NOM has been engaged in its defense of traditional marriage for several years. It led the initiative to pass California's Proposition 8 in 2008. After being passed by 52 percent of California voters, the state constitution was amended to read that “only marriage between a man and a woman is valid or recognized in California.” The victory was short-lived, however, as Chief Judge Vaughn Walker of the U.S. District Court for the Northern District of California ruled in August 2010 that the amendment was unconstitutional under both the Due Process and Equal Protection Clauses of the 14th Amendment.
While people of faith and constitutional conservatives agree on issues such as the right to life and traditional marriage, not all follow the same approach to solving these moral dilemmas, which are often exacerbated by an overreaching federal court system.
Some conservatives think that the answer is to fight fire with fire and solve the problem at the federal level, by attempting to pass a human personhood or federal marriage amendment.
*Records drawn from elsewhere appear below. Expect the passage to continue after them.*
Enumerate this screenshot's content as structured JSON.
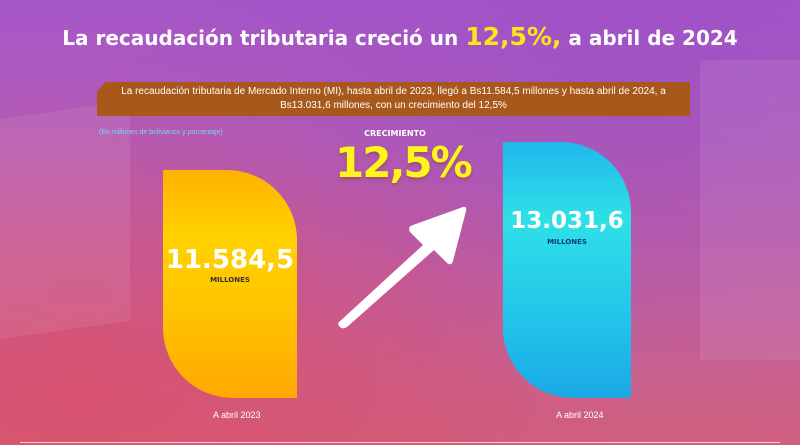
{
  "title": {
    "pre": "La recaudación tributaria creció un ",
    "highlight": "12,5%,",
    "post": " a abril de 2024"
  },
  "banner": "La recaudación tributaria de Mercado Interno (MI), hasta abril de 2023, llegó a Bs11.584,5 millones y hasta abril de 2024, a Bs13.031,6 millones, con un crecimiento del 12,5%",
  "note": "(En millones de bolivianos y porcentaje)",
  "growth": {
    "label": "CRECIMIENTO",
    "value": "12,5%"
  },
  "chart_data": {
    "type": "bar",
    "title": "La recaudación tributaria creció un 12,5%, a abril de 2024",
    "categories": [
      "A abril 2023",
      "A abril 2024"
    ],
    "values": [
      11584.5,
      13031.6
    ],
    "value_labels": [
      "11.584,5",
      "13.031,6"
    ],
    "unit_label": "MILLONES",
    "ylabel": "En millones de bolivianos",
    "growth_pct": 12.5,
    "colors": [
      "#ffc400",
      "#22c4ea"
    ]
  }
}
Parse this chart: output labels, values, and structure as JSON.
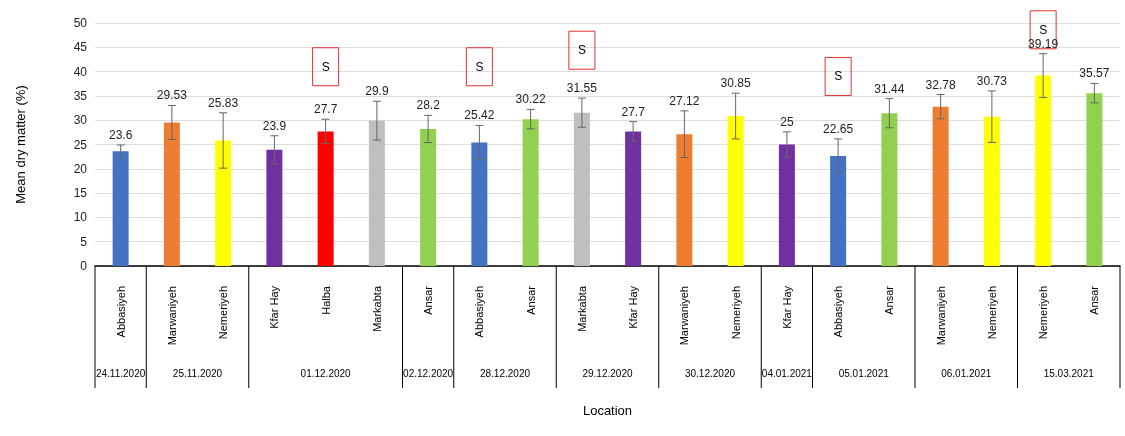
{
  "chart_data": {
    "type": "bar",
    "xlabel": "Location",
    "ylabel": "Mean dry matter (%)",
    "categories": [
      "Abbasiyeh",
      "Marwaniyeh",
      "Nemeriyeh",
      "Kfar Hay",
      "Halba",
      "Markabta",
      "Ansar",
      "Abbasiyeh",
      "Ansar",
      "Markabta",
      "Kfar Hay",
      "Marwaniyeh",
      "Nemeriyeh",
      "Kfar Hay",
      "Abbasiyeh",
      "Ansar",
      "Marwaniyeh",
      "Nemeriyeh",
      "Nemeriyeh",
      "Ansar"
    ],
    "values": [
      23.6,
      29.53,
      25.83,
      23.9,
      27.7,
      29.9,
      28.2,
      25.42,
      30.22,
      31.55,
      27.7,
      27.12,
      30.85,
      25,
      22.65,
      31.44,
      32.78,
      30.73,
      39.19,
      35.57
    ],
    "errors": [
      1.3,
      3.5,
      5.7,
      2.9,
      2.5,
      4,
      2.8,
      3.5,
      2,
      3,
      2,
      4.8,
      4.7,
      2.6,
      3.5,
      3,
      2.5,
      5.3,
      4.5,
      2
    ],
    "colors": [
      "#4472c4",
      "#ed7d31",
      "#ffff00",
      "#7030a0",
      "#ff0000",
      "#bfbfbf",
      "#92d050",
      "#4472c4",
      "#92d050",
      "#bfbfbf",
      "#7030a0",
      "#ed7d31",
      "#ffff00",
      "#7030a0",
      "#4472c4",
      "#92d050",
      "#ed7d31",
      "#ffff00",
      "#ffff00",
      "#92d050"
    ],
    "ylim": [
      0,
      50
    ],
    "yticks": [
      0,
      5,
      10,
      15,
      20,
      25,
      30,
      35,
      40,
      45,
      50
    ],
    "grid": "y",
    "data_labels": true,
    "annotations": [
      "24.11.2020",
      "25.11.2020",
      "01.12.2020",
      "02.12.2020",
      "28.12.2020",
      "29.12.2020",
      "30.12.2020",
      "04.01.2021",
      "05.01.2021",
      "06.01.2021",
      "15.03.2021",
      "S",
      "S",
      "S",
      "S",
      "S"
    ]
  }
}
However, aside from the difficulty in getting an amendment passed, even if successful, the amendment would grant more power to the federal government to enforce matters traditionally (and constitutionally) reserved to the states.
When he was in Congress, former Representative Paul (R-Texas) repeatedly introduced a bill he called the “We the People Act,” which would have prohibited all federal courts from hearing cases on abortion, same-sex marriage, and establishment of religion matters, unless such a case were a challenge to the constitutionality of federal law. Paul told Congress: “The best guarantor of true liberty is decentralized political institutions, while the greatest threat to liberty is concentrated power.” The bill was endorsed by Reverend Chuck Baldwin, the Constitution Party’s 2008 candidate for president.
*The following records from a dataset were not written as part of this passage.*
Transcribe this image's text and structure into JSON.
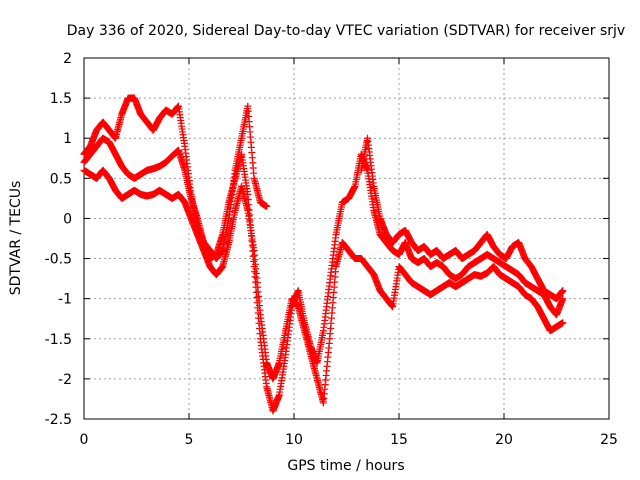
{
  "chart_data": {
    "type": "scatter",
    "title": "Day 336 of 2020, Sidereal Day-to-day VTEC variation (SDTVAR) for receiver srjv",
    "xlabel": "GPS time / hours",
    "ylabel": "SDTVAR / TECUs",
    "xlim": [
      0,
      25
    ],
    "ylim": [
      -2.5,
      2
    ],
    "xticks": [
      0,
      5,
      10,
      15,
      20,
      25
    ],
    "yticks": [
      -2.5,
      -2,
      -1.5,
      -1,
      -0.5,
      0,
      0.5,
      1,
      1.5,
      2
    ],
    "xtick_labels": [
      "0",
      "5",
      "10",
      "15",
      "20",
      "25"
    ],
    "ytick_labels": [
      "-2.5",
      "-2",
      "-1.5",
      "-1",
      "-0.5",
      "0",
      "0.5",
      "1",
      "1.5",
      "2"
    ],
    "grid": true,
    "marker": "plus",
    "color": "#ff0000",
    "series": [
      {
        "x": [
          0.0,
          0.3,
          0.6,
          0.9,
          1.2,
          1.5,
          1.8,
          2.1,
          2.4,
          2.7,
          3.0,
          3.3,
          3.6,
          3.9,
          4.2,
          4.5,
          4.8,
          5.1,
          5.4,
          5.7,
          6.0,
          6.3,
          6.6,
          6.9,
          7.2,
          7.5,
          7.8,
          8.1,
          8.4,
          8.7,
          9.0,
          9.3,
          9.6,
          9.9,
          10.2,
          10.5,
          10.8,
          11.1,
          11.4,
          11.7,
          12.0,
          12.3,
          12.6,
          12.9,
          13.2,
          13.5,
          13.8,
          14.1,
          14.4,
          14.7,
          15.0,
          15.3,
          15.6,
          15.9,
          16.2,
          16.5,
          16.8,
          17.1,
          17.4,
          17.7,
          18.0,
          18.3,
          18.6,
          18.9,
          19.2,
          19.5,
          19.8,
          20.1,
          20.4,
          20.7,
          21.0,
          21.3,
          21.6,
          21.9,
          22.2,
          22.5,
          22.8
        ],
        "y": [
          0.7,
          0.8,
          0.9,
          1.0,
          0.95,
          0.8,
          0.65,
          0.55,
          0.5,
          0.55,
          0.6,
          0.62,
          0.65,
          0.7,
          0.78,
          0.85,
          0.6,
          0.25,
          0.0,
          -0.3,
          -0.5,
          -0.45,
          -0.2,
          0.2,
          0.5,
          0.8,
          0.3,
          -0.6,
          -1.5,
          -2.1,
          -2.4,
          -2.2,
          -1.7,
          -1.1,
          -0.9,
          -1.3,
          -1.6,
          -1.8,
          -1.4,
          -0.8,
          -0.2,
          0.2,
          0.25,
          0.4,
          0.8,
          0.6,
          0.1,
          -0.2,
          -0.3,
          -0.4,
          -0.45,
          -0.3,
          -0.5,
          -0.55,
          -0.5,
          -0.6,
          -0.55,
          -0.6,
          -0.7,
          -0.75,
          -0.7,
          -0.6,
          -0.55,
          -0.5,
          -0.45,
          -0.5,
          -0.55,
          -0.6,
          -0.65,
          -0.7,
          -0.8,
          -0.85,
          -0.9,
          -0.95,
          -1.1,
          -1.2,
          -1.0
        ]
      },
      {
        "x": [
          0.0,
          0.3,
          0.6,
          0.9,
          1.2,
          1.5,
          1.8,
          2.1,
          2.4,
          2.7,
          3.0,
          3.3,
          3.6,
          3.9,
          4.2,
          4.5,
          4.8,
          5.1,
          5.4,
          5.7,
          6.0,
          6.3,
          6.6,
          6.9,
          7.2,
          7.5,
          7.8,
          8.1,
          8.4,
          8.7,
          9.0,
          9.3,
          9.6,
          9.9,
          10.2,
          10.5,
          10.8,
          11.1,
          11.4,
          11.7,
          12.0,
          12.3,
          12.6,
          12.9,
          13.2,
          13.5,
          13.8,
          14.1,
          14.4,
          14.7,
          15.0,
          15.3,
          15.6,
          15.9,
          16.2,
          16.5,
          16.8,
          17.1,
          17.4,
          17.7,
          18.0,
          18.3,
          18.6,
          18.9,
          19.2,
          19.5,
          19.8,
          20.1,
          20.4,
          20.7,
          21.0,
          21.3,
          21.6,
          21.9,
          22.2,
          22.5,
          22.8
        ],
        "y": [
          0.6,
          0.55,
          0.5,
          0.6,
          0.5,
          0.35,
          0.25,
          0.3,
          0.35,
          0.3,
          0.28,
          0.3,
          0.35,
          0.3,
          0.25,
          0.3,
          0.2,
          0.0,
          -0.2,
          -0.4,
          -0.6,
          -0.7,
          -0.6,
          -0.3,
          0.1,
          0.4,
          0.1,
          -0.4,
          -1.2,
          -1.8,
          -2.0,
          -1.8,
          -1.4,
          -1.0,
          -1.1,
          -1.4,
          -1.7,
          -2.0,
          -2.3,
          -1.5,
          -0.6,
          -0.3,
          -0.4,
          -0.5,
          -0.5,
          -0.6,
          -0.7,
          -0.9,
          -1.0,
          -1.1,
          -0.6,
          -0.7,
          -0.8,
          -0.85,
          -0.9,
          -0.95,
          -0.9,
          -0.85,
          -0.8,
          -0.85,
          -0.8,
          -0.75,
          -0.7,
          -0.72,
          -0.68,
          -0.6,
          -0.7,
          -0.75,
          -0.8,
          -0.85,
          -0.95,
          -1.0,
          -1.1,
          -1.25,
          -1.4,
          -1.35,
          -1.3
        ]
      },
      {
        "x": [
          0.0,
          0.3,
          0.6,
          0.9,
          1.2,
          1.5,
          1.8,
          2.1,
          2.4,
          2.7,
          3.0,
          3.3,
          3.6,
          3.9,
          4.2,
          4.5,
          4.8,
          5.1,
          5.4,
          5.7,
          6.0,
          6.3,
          6.6,
          6.9,
          7.2,
          7.5,
          7.8,
          8.1,
          8.4,
          8.7,
          13.2,
          13.5,
          13.8,
          14.1,
          14.4,
          14.7,
          15.0,
          15.3,
          15.6,
          15.9,
          16.2,
          16.5,
          16.8,
          17.1,
          17.4,
          17.7,
          18.0,
          18.3,
          18.6,
          18.9,
          19.2,
          19.5,
          19.8,
          20.1,
          20.4,
          20.7,
          21.0,
          21.3,
          21.6,
          21.9,
          22.2,
          22.5,
          22.8
        ],
        "y": [
          0.8,
          0.9,
          1.1,
          1.2,
          1.1,
          1.0,
          1.3,
          1.5,
          1.5,
          1.3,
          1.2,
          1.1,
          1.25,
          1.35,
          1.3,
          1.4,
          0.9,
          0.3,
          -0.1,
          -0.3,
          -0.4,
          -0.5,
          -0.4,
          0.0,
          0.6,
          1.0,
          1.4,
          0.5,
          0.2,
          0.15,
          0.6,
          1.0,
          0.4,
          0.0,
          -0.2,
          -0.3,
          -0.2,
          -0.15,
          -0.3,
          -0.4,
          -0.35,
          -0.45,
          -0.4,
          -0.5,
          -0.45,
          -0.4,
          -0.5,
          -0.45,
          -0.4,
          -0.3,
          -0.2,
          -0.35,
          -0.45,
          -0.5,
          -0.35,
          -0.3,
          -0.5,
          -0.6,
          -0.75,
          -0.9,
          -0.95,
          -1.0,
          -0.9
        ]
      }
    ]
  }
}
Though the “We the People Act” would have settled many conflicts between the federal government and the states on morality issues, it never gained sufficient traction in Congress to be brought up for a vote.
Yet another strategy advocated by conservatives to defend marriage at the state level is nullification. In 2006, Alabama’s voters chose to amend their state’s constitution in order to define marriage as a union between one man and one woman. The measure passed by an overwhelming 80 percent-plus majority. However, U.S. District Judge Callie Granade recently ruled that the definition of marriage in Alabama had to conform to recent federal rulings recognizing same-sex marriage.
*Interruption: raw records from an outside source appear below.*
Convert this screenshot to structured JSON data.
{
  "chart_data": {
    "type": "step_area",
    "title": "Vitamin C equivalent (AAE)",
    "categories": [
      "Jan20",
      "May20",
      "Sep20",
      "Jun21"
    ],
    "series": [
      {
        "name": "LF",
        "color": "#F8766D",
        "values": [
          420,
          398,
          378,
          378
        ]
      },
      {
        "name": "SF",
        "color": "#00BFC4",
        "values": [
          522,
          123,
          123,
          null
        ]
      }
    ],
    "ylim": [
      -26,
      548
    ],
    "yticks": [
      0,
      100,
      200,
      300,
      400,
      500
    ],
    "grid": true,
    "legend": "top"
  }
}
In response to this federal judicial overreach, Chief Justice of the Alabama Supreme Court Roy Moore sent a letter to Governor Robert Bentley stating: “As you know, nothing in the United States Constitution grants the federal government the authority to redefine the institution of marriage.” Moore also pointed out that the people of Alabama had only recently amended the state’s constitution stating that marriage is a “sacred covenant, solemnized between a man and a woman.”
In an article on the matter posted on February 3, John F. McManus, president of The John Birch Society and publisher of The New American, noted:
Moore’s letter even cited an 1825 opinion registered by Thomas Jefferson regarding nullification of unconstitutional federal mandates, a stand he will stand by. States, said Jefferson, could refuse to comply with unjust and unconstitutional federal dictates. Moore also pointed to the 10th Amendment and its clear affirmation that “powers not delegated to the United States by the Constitution” remain with the states and the people — and no such delegation of power had ever been made. Governor Bentley issued a statement supporting Judge Moore’s call for defiance.
The organizers and participants involved in the March for Marriage are undoubtedly moral people and courageous defenders of the family. It will be hoped by constitutionalists involved in the freedom fight that they will employ every constitutional weapon available to them to roll back federal power as they fight to save the family.